The current volume of Web traffic represents a tenfold increase in hits received by the site since Dec. 2 and is more than twice the number of hits received during the landing of Mars Pathfinder in 1997. Pathfinder landed July 4, 1997, and on July 8, NASA Web sites received a record 47 million hits, Goodall said.

"We had barely enough bandwidth just to vector people away from JPL," Goodall said. As a result, Goodall will include in his report to NASA headquarters a request for higher bandwidth in anticipation of more traffic during the next planned Mars landing in 2003.

"If [the Mars Polar Lander] had landed, there is no doubt in my mind this would have been the biggest Internet event in history," Goodall said. However, because NASA could not establish communications with the spacecraft, traffic dwindled to about 18 million hits Dec. 4, he said. More recent figures were not available.

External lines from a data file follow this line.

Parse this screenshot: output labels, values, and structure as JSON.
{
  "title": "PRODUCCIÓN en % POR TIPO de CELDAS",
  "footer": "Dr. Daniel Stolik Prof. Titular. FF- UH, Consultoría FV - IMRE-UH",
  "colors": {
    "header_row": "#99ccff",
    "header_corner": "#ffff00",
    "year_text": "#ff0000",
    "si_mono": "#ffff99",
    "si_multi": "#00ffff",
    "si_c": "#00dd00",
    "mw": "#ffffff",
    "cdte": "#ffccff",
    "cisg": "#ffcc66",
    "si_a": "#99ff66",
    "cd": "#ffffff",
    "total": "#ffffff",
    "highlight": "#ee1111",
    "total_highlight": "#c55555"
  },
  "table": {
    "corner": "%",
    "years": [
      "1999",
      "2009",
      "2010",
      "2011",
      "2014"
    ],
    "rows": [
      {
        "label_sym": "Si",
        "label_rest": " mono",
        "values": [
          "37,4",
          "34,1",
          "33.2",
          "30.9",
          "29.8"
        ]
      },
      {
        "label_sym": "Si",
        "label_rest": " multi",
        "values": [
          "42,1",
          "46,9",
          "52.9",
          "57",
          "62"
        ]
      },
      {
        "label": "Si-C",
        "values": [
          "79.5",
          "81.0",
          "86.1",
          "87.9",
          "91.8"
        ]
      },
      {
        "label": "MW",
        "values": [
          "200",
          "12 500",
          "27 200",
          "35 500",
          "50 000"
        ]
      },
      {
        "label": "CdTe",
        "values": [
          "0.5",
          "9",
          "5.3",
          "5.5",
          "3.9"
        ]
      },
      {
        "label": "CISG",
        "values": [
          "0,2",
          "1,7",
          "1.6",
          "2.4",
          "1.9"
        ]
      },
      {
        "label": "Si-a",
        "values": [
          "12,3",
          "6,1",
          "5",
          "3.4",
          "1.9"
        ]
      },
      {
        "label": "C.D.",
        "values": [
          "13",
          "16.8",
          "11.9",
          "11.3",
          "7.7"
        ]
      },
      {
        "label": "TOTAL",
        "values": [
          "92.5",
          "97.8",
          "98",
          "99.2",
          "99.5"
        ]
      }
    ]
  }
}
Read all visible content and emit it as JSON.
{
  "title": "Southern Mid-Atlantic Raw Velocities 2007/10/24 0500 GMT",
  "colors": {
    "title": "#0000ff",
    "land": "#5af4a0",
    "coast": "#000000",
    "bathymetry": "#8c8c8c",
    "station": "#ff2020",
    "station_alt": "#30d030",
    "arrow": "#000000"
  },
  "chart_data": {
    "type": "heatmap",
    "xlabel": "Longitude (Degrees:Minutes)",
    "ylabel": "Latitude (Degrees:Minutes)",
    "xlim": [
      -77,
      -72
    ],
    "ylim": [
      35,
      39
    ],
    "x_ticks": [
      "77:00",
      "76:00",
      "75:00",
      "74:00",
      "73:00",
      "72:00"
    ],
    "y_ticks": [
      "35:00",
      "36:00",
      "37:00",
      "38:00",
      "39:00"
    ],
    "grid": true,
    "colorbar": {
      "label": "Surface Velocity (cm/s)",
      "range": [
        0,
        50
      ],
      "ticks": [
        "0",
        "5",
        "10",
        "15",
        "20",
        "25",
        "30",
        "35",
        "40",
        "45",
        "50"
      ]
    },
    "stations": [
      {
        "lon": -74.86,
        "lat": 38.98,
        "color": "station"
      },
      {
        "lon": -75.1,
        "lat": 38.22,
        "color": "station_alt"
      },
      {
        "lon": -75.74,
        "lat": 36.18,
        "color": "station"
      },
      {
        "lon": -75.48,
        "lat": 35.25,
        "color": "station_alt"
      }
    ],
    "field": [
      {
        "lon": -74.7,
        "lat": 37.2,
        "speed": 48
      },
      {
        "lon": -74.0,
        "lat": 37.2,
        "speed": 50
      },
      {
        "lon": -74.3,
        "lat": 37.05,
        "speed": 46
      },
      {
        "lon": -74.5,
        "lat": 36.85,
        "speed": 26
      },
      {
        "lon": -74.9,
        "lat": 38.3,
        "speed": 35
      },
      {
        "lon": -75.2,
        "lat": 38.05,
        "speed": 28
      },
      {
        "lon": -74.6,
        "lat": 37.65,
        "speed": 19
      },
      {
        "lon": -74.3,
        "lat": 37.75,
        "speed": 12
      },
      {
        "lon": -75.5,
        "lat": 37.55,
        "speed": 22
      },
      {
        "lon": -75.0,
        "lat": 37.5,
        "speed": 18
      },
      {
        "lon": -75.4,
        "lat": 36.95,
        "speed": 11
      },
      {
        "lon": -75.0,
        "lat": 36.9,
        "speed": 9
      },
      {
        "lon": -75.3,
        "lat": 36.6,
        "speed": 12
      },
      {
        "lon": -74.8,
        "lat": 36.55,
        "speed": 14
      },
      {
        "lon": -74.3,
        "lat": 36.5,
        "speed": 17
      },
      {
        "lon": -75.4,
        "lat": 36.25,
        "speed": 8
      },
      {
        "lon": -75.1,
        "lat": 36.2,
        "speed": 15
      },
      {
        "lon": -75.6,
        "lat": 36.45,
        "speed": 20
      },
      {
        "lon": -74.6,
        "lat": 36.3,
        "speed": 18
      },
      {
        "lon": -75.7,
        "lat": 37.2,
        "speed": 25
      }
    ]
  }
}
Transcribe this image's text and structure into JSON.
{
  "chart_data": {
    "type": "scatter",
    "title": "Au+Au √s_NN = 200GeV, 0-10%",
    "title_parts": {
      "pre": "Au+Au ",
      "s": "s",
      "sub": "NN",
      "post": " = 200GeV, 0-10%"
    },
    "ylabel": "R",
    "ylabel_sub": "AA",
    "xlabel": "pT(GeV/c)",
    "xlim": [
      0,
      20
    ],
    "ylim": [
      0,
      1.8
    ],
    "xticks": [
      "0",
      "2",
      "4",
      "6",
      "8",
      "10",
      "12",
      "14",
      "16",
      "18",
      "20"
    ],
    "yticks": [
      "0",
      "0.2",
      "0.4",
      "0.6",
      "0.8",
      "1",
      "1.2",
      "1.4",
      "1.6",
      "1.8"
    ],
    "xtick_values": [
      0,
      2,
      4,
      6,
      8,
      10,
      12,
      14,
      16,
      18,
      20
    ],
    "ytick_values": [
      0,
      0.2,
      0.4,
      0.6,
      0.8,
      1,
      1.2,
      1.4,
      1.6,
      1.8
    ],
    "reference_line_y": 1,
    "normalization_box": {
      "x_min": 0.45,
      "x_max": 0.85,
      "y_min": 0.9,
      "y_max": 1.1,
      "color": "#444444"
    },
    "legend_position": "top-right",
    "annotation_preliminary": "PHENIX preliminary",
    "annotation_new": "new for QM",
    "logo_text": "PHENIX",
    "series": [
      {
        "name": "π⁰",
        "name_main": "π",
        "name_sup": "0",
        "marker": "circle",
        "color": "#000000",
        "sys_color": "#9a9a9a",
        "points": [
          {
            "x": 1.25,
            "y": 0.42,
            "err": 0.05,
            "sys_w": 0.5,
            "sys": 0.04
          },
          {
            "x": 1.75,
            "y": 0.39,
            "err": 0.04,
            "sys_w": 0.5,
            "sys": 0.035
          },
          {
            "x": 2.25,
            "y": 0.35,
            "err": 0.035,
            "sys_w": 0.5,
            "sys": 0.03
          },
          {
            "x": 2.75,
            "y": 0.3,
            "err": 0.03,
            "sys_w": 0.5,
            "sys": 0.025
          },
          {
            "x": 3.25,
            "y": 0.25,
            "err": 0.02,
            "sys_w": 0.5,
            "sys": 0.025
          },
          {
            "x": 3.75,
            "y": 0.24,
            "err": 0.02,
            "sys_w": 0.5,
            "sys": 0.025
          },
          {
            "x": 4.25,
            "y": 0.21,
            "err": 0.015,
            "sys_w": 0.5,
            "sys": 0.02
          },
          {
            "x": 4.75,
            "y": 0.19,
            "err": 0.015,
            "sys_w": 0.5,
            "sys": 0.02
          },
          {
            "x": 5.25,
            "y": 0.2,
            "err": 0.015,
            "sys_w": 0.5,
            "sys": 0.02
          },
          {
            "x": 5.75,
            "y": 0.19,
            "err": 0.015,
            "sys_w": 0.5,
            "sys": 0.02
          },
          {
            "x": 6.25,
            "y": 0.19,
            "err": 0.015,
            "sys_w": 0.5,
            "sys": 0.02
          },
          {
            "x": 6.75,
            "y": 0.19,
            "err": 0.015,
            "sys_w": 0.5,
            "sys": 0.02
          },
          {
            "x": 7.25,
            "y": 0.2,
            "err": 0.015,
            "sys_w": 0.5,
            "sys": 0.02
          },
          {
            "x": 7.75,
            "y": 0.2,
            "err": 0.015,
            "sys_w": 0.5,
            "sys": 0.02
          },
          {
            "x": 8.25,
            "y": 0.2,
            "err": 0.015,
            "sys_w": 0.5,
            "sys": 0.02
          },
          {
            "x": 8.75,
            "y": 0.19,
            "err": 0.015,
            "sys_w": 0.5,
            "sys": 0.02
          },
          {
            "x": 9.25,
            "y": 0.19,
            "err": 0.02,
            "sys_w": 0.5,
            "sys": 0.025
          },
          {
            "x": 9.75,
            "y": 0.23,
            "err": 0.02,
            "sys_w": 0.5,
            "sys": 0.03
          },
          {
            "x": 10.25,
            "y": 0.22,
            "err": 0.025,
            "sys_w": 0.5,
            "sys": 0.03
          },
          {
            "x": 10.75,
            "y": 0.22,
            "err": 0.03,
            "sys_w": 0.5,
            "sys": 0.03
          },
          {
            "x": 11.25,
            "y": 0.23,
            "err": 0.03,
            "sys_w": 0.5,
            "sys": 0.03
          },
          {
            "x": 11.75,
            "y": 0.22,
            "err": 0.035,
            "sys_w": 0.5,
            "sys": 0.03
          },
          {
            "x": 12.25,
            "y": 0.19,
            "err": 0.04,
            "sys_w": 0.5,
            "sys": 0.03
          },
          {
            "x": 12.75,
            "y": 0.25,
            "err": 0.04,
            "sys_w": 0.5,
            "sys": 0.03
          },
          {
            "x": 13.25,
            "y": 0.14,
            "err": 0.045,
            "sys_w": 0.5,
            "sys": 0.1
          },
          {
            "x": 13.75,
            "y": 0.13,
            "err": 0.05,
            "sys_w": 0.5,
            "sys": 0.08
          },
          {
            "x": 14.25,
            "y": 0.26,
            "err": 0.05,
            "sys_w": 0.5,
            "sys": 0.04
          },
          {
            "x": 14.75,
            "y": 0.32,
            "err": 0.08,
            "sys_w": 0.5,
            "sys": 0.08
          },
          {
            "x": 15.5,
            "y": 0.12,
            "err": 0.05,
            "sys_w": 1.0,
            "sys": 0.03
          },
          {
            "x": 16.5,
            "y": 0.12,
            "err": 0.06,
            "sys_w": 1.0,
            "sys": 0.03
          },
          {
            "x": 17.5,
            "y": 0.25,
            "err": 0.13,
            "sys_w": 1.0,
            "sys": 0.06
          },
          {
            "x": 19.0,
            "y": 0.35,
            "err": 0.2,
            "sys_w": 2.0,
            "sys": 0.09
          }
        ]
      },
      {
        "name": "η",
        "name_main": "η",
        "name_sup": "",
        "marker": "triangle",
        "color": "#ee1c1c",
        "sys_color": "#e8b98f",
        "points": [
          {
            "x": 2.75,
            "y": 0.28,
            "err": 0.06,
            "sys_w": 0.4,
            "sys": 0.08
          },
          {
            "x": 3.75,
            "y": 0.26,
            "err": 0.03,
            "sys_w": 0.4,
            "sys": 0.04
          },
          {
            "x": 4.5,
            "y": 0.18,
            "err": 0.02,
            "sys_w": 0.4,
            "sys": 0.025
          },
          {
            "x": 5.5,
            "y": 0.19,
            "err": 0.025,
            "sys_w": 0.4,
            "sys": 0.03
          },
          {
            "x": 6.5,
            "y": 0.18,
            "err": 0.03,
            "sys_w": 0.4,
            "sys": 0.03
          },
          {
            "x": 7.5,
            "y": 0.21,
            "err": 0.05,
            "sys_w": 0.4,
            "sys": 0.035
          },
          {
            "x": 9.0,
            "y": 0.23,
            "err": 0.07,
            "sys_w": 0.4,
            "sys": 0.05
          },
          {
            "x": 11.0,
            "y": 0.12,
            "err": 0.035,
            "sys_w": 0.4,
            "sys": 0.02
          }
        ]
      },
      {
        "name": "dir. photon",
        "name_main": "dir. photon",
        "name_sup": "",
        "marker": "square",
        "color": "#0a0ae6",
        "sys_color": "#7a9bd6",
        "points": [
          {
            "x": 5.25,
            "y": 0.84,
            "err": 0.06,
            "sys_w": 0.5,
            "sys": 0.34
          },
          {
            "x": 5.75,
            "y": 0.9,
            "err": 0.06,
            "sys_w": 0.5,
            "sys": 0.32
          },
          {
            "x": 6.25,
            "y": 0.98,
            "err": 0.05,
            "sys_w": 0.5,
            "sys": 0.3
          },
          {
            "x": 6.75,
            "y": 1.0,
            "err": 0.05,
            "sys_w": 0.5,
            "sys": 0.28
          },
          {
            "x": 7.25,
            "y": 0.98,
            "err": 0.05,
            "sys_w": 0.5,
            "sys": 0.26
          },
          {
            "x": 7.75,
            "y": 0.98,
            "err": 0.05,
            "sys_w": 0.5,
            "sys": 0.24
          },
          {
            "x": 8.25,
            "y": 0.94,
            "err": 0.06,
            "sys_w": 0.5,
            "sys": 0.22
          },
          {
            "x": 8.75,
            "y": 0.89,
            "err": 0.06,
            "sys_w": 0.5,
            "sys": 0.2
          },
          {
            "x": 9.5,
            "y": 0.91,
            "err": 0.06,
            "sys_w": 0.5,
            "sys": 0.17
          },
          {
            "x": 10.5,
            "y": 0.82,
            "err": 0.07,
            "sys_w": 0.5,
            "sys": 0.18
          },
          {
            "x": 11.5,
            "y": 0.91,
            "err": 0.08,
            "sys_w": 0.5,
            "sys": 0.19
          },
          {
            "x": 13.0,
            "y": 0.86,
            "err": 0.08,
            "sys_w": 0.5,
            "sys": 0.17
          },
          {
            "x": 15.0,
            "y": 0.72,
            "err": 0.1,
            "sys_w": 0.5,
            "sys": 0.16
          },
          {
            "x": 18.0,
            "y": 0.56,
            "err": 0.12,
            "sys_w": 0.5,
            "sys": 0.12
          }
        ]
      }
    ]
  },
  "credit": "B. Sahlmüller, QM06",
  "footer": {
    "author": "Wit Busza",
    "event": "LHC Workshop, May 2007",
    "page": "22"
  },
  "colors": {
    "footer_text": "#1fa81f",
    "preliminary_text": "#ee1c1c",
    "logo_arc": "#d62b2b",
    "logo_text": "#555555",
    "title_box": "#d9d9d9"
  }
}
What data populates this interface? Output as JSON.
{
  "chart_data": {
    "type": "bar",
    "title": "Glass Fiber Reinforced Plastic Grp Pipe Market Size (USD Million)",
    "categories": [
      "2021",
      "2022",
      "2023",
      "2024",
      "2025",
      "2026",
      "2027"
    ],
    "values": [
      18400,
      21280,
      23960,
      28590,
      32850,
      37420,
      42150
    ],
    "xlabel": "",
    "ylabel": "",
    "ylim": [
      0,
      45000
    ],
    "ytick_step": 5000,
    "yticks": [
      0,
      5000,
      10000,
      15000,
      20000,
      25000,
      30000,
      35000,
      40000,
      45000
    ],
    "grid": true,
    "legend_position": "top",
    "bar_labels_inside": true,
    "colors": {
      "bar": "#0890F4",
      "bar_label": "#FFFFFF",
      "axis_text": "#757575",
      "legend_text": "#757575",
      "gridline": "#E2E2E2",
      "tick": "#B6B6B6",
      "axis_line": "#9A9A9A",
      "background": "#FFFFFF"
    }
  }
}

NASA relied on a conservative mix of technology to handle the Internet traffic and redirect users to mirror sites, Goodall said. Sites that took advantage of newer technology, such as the Silicon Graphics and Excite pages, used virtual IP addressing that excluded viewers with older versions of Web browsers from accessing those sites, he said.

"When you plan for an event of this size, you have to cater to the lowest common denominator," Goodall said. With newer technology and software from Resonate Inc. that automatically redirects traffic to mirror sites before file requests reach the server, NASA will be able to better handle traffic in the future, he said.

NASA relied on two T-3 communications lines that provide 55 megabits/sec transmissions. That is not good enough now and will not be in three years, Goodall said. To handle the next event, Goodall said he needs an OC-12 line, which provides 655 megabits/sec of data transmission.